Let $f:\mathbb R^n\to \mathbb R$ be a symmetric convex $C^2$ function defined by $(\lambda_1,\cdots,\lambda_n)\mapsto f(\lambda_1,\cdots,\lambda_n)$.
Define $F:Sym(n)\cong\mathbb R^{\frac{n(n+1)}{2}}\to \mathbb R$ by $F(M)=f(\lambda_1,\cdots,\lambda_n)$ where $Sym(n)$ is the set of $n\times n$ symmetric matrices and $\lambda_i$'s are the eigenvalues of $M$. How to show that $F$ is also $C^2$ and convex?

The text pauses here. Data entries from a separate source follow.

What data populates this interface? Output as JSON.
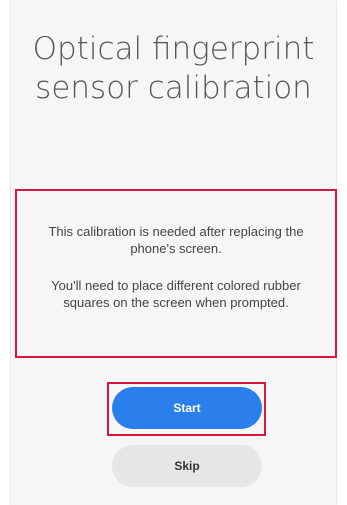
{
  "title": "Optical fingerprint sensor calibration",
  "description": {
    "line1": "This calibration is needed after replacing the phone's screen.",
    "line2": "You'll need to place different colored rubber squares on the screen when prompted."
  },
  "buttons": {
    "start_label": "Start",
    "skip_label": "Skip"
  },
  "colors": {
    "primary": "#2b7fec",
    "secondary": "#e6e6e6",
    "highlight": "#d6183c"
  }
}
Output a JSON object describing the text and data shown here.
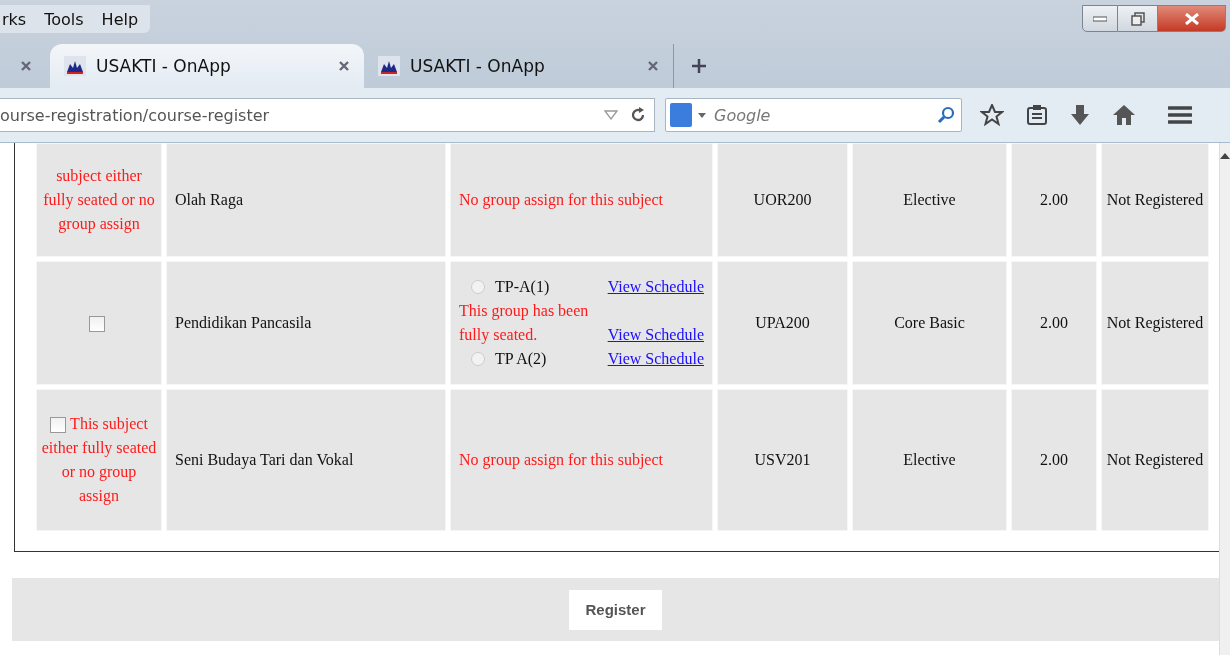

Thoughts: If $f$ is analytic, then its Taylor series is symmetric and we can group the homogeneous terms, which can be represented by elementary symmetric polynomials. They are just coefficients of the characteristic polynomial, which depends analytically on the entries of $M$. However, I do not know how to weaken the assumption to $C^\infty$ or even just $C^2$.
I do not know if this general statement is true, but I am in fact considering $f=\exp\left(-A\sum_i\arctan\lambda_i\right)$ which appears in solving the Dirichlet problem for the Lagrangian phase operator. This function is convex if $\sum_i\arctan(\lambda_i)\ge(n-2)\pi/2+\delta$ for some $A(\delta)>>0$.